The usual thryoid nodule biopsy takes about 3 minutes (literally) and involves taking an extremely thin needle (about the same size as for insulin) and inserting it into the nodule. Freezing of the skin is not necessarily done (I never did). By capillary action alone, some of the thyroid tissue gets sucked into the syringe. The cells so taken are then placed on a microscope slide, sprayed with "fixative" and, ultimately, examined under the microscope.

There are virtually no risks with the procedure. In theory, an infection or bleeding could result, but I've never seen either. It is a VERY common, VERY straightforward test which, as I said, takes about three minutes.

04-27-2007, 03:15 PM
I'm a pathologist who has performed and diagnosed a large number of thyroid fine needle aspirates. Karl is correct about the indications for the procedure (nodule or mass, especially a "cold" (i.e. hormonally inactive) nodule by radionuclide scan, or one that is enlarging or otherwise suspicious.

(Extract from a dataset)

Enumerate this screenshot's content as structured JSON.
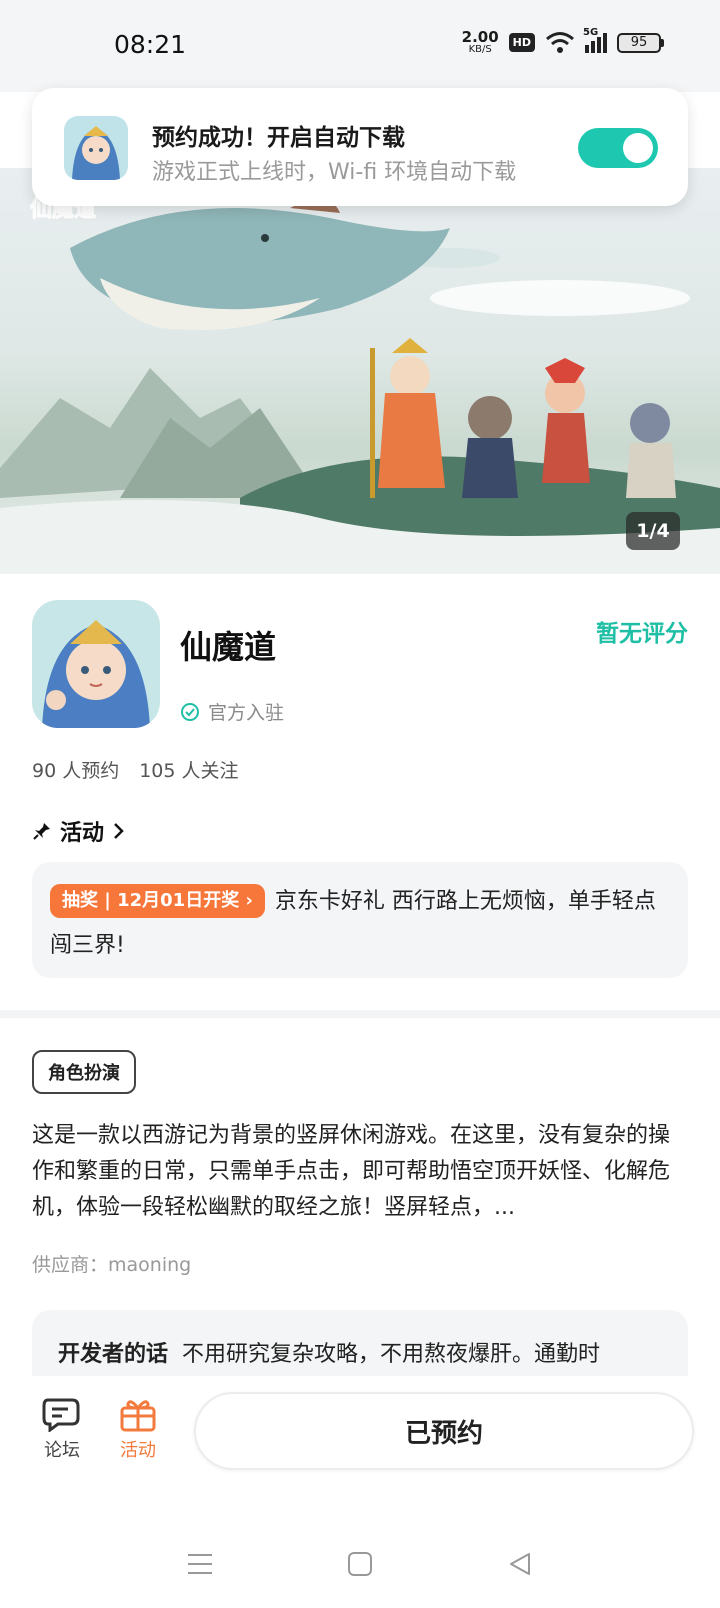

The procedure should not be especially painful, but it does involve a needle going into one's neck (repeatedly) and so a local anesthetic is not out of line (which will not make things painless, but might help).
It is a ...VERY straightforward test Relatively straightforward to perform, but can be very difficult to interpret. The difference between a goiter (benign), a benign neoplasm (follicular adenoma) and a low-grade carcinoma may be quite subtle and unable to be resolved based on an aspirate. You could wind up with a diagnosis of "favor goiter" and a recommendation to repeat physical examination and imaging studies somewhere down the line. Or the diagnosis could be "follicular lesion, cannot rule out/favor neoplasm", in which case surgery is an option. These recommendations also depend on factors like whether the thyroid is enlarged enough to make the patient uncomfortable or compromise breathing.

I should mention that some docs are doing a core needle biopsy on thyroids, which involves a larger needle and gets a slender core of tissue on a single needle pass, rather than a cell suspension.

04-27-2007, 07:42 PM
Jackmannii is, as usual, right. Interpretation of the biopsy can be quite probelmatic.

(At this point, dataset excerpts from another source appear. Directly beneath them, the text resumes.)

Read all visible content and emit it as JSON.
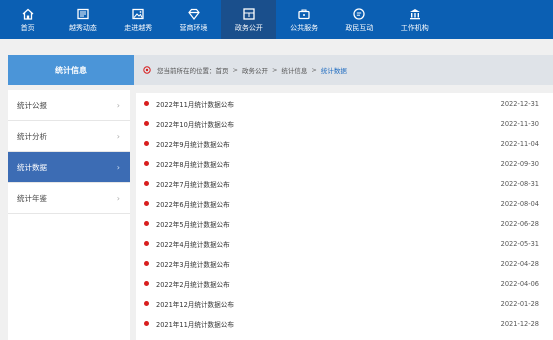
{
  "topnav": {
    "items": [
      {
        "label": "首页",
        "icon": "home-icon"
      },
      {
        "label": "越秀动态",
        "icon": "news-icon"
      },
      {
        "label": "走进越秀",
        "icon": "image-icon"
      },
      {
        "label": "营商环境",
        "icon": "diamond-icon"
      },
      {
        "label": "政务公开",
        "icon": "board-icon",
        "active": true
      },
      {
        "label": "公共服务",
        "icon": "briefcase-icon"
      },
      {
        "label": "政民互动",
        "icon": "chat-icon"
      },
      {
        "label": "工作机构",
        "icon": "building-icon"
      }
    ]
  },
  "sidebar": {
    "header": "统计信息",
    "items": [
      {
        "label": "统计公报"
      },
      {
        "label": "统计分析"
      },
      {
        "label": "统计数据",
        "active": true
      },
      {
        "label": "统计年鉴"
      }
    ],
    "chevron": "›"
  },
  "breadcrumb": {
    "prefix": "您当前所在的位置：",
    "items": [
      "首页",
      "政务公开",
      "统计信息",
      "统计数据"
    ],
    "separator": ">"
  },
  "articles": [
    {
      "title": "2022年11月统计数据公布",
      "date": "2022-12-31"
    },
    {
      "title": "2022年10月统计数据公布",
      "date": "2022-11-30"
    },
    {
      "title": "2022年9月统计数据公布",
      "date": "2022-11-04"
    },
    {
      "title": "2022年8月统计数据公布",
      "date": "2022-09-30"
    },
    {
      "title": "2022年7月统计数据公布",
      "date": "2022-08-31"
    },
    {
      "title": "2022年6月统计数据公布",
      "date": "2022-08-04"
    },
    {
      "title": "2022年5月统计数据公布",
      "date": "2022-06-28"
    },
    {
      "title": "2022年4月统计数据公布",
      "date": "2022-05-31"
    },
    {
      "title": "2022年3月统计数据公布",
      "date": "2022-04-28"
    },
    {
      "title": "2022年2月统计数据公布",
      "date": "2022-04-06"
    },
    {
      "title": "2021年12月统计数据公布",
      "date": "2022-01-28"
    },
    {
      "title": "2021年11月统计数据公布",
      "date": "2021-12-28"
    }
  ],
  "colors": {
    "nav_bg": "#0b5fb3",
    "nav_active": "#1a4f8c",
    "sidebar_header": "#4b95d8",
    "sidebar_active": "#3c6cb4",
    "bullet": "#d81e1e",
    "crumb_current": "#1f6cc0"
  }
}
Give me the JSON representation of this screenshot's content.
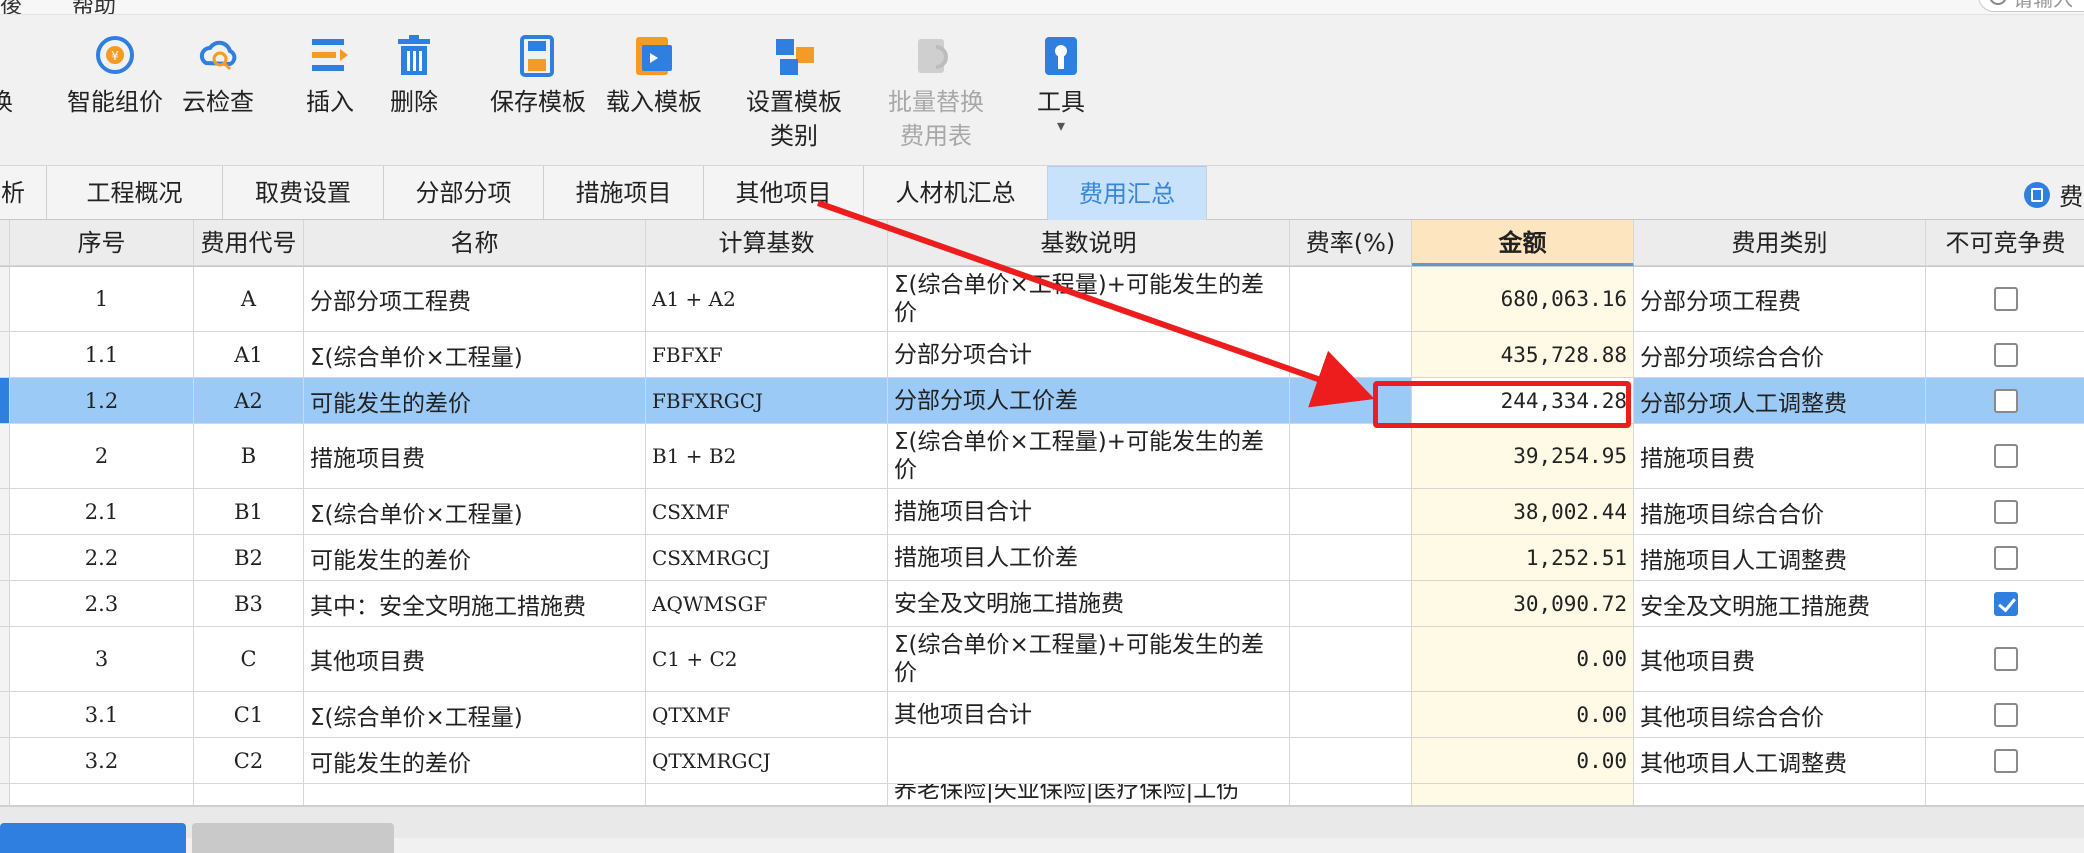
{
  "menu": {
    "items": [
      "後",
      "帮助"
    ],
    "search_placeholder": "请输入"
  },
  "toolbar": {
    "items": [
      {
        "label": "换",
        "icon": "swap-icon",
        "disabled": false
      },
      {
        "label": "智能组价",
        "icon": "smart-pricing-icon",
        "disabled": false
      },
      {
        "label": "云检查",
        "icon": "cloud-check-icon",
        "disabled": false
      },
      {
        "label": "插入",
        "icon": "insert-icon",
        "disabled": false
      },
      {
        "label": "删除",
        "icon": "trash-icon",
        "disabled": false
      },
      {
        "label": "保存模板",
        "icon": "save-template-icon",
        "disabled": false
      },
      {
        "label": "载入模板",
        "icon": "load-template-icon",
        "disabled": false
      },
      {
        "label": "设置模板\n类别",
        "icon": "template-category-icon",
        "disabled": false
      },
      {
        "label": "批量替换\n费用表",
        "icon": "batch-replace-icon",
        "disabled": true
      },
      {
        "label": "工具",
        "icon": "tools-icon",
        "disabled": false,
        "dropdown": true
      }
    ]
  },
  "tabs": {
    "items": [
      "析",
      "工程概况",
      "取费设置",
      "分部分项",
      "措施项目",
      "其他项目",
      "人材机汇总",
      "费用汇总"
    ],
    "active_index": 7,
    "right_label": "费"
  },
  "table": {
    "headers": [
      "序号",
      "费用代号",
      "名称",
      "计算基数",
      "基数说明",
      "费率(%)",
      "金额",
      "费用类别",
      "不可竞争费"
    ],
    "rows": [
      {
        "seq": "1",
        "code": "A",
        "name": "分部分项工程费",
        "base": "A1 + A2",
        "desc": "Σ(综合单价×工程量)+可能发生的差价",
        "rate": "",
        "amount": "680,063.16",
        "category": "分部分项工程费",
        "noncompete": false
      },
      {
        "seq": "1.1",
        "code": "A1",
        "name": "Σ(综合单价×工程量)",
        "base": "FBFXF",
        "desc": "分部分项合计",
        "rate": "",
        "amount": "435,728.88",
        "category": "分部分项综合合价",
        "noncompete": false
      },
      {
        "seq": "1.2",
        "code": "A2",
        "name": "可能发生的差价",
        "base": "FBFXRGCJ",
        "desc": "分部分项人工价差",
        "rate": "",
        "amount": "244,334.28",
        "category": "分部分项人工调整费",
        "noncompete": false
      },
      {
        "seq": "2",
        "code": "B",
        "name": "措施项目费",
        "base": "B1 + B2",
        "desc": "Σ(综合单价×工程量)+可能发生的差价",
        "rate": "",
        "amount": "39,254.95",
        "category": "措施项目费",
        "noncompete": false
      },
      {
        "seq": "2.1",
        "code": "B1",
        "name": "Σ(综合单价×工程量)",
        "base": "CSXMF",
        "desc": "措施项目合计",
        "rate": "",
        "amount": "38,002.44",
        "category": "措施项目综合合价",
        "noncompete": false
      },
      {
        "seq": "2.2",
        "code": "B2",
        "name": "可能发生的差价",
        "base": "CSXMRGCJ",
        "desc": "措施项目人工价差",
        "rate": "",
        "amount": "1,252.51",
        "category": "措施项目人工调整费",
        "noncompete": false
      },
      {
        "seq": "2.3",
        "code": "B3",
        "name": "其中：安全文明施工措施费",
        "base": "AQWMSGF",
        "desc": "安全及文明施工措施费",
        "rate": "",
        "amount": "30,090.72",
        "category": "安全及文明施工措施费",
        "noncompete": true
      },
      {
        "seq": "3",
        "code": "C",
        "name": "其他项目费",
        "base": "C1 + C2",
        "desc": "Σ(综合单价×工程量)+可能发生的差价",
        "rate": "",
        "amount": "0.00",
        "category": "其他项目费",
        "noncompete": false
      },
      {
        "seq": "3.1",
        "code": "C1",
        "name": "Σ(综合单价×工程量)",
        "base": "QTXMF",
        "desc": "其他项目合计",
        "rate": "",
        "amount": "0.00",
        "category": "其他项目综合合价",
        "noncompete": false
      },
      {
        "seq": "3.2",
        "code": "C2",
        "name": "可能发生的差价",
        "base": "QTXMRGCJ",
        "desc": "",
        "rate": "",
        "amount": "0.00",
        "category": "其他项目人工调整费",
        "noncompete": false
      },
      {
        "seq": "",
        "code": "",
        "name": "",
        "base": "",
        "desc": "养老保险|失业保险|医疗保险|工伤",
        "rate": "",
        "amount": "",
        "category": "",
        "noncompete": null
      }
    ],
    "selected_index": 2
  },
  "colors": {
    "accent": "#2f7fe0",
    "selected_row": "#9bcaf6",
    "amount_header": "#fde6bf",
    "annotation": "#ee1d1d"
  }
}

By the way, Jack, do you know the names Walfish and Rosen - they're the ones who gave me my thyroid biopsy training.

(Did this finally get through? After four hours of waiting?)

04-28-2007, 12:02 AM
Thanks everyone for the information. Communication can get garbled because I am in Indonesia and she is in the states. I just want to inform myself as much as possible without pestering my wife with a bunch of questions. Like I said, her mom will be with her. I appreciate people taking the time to respond.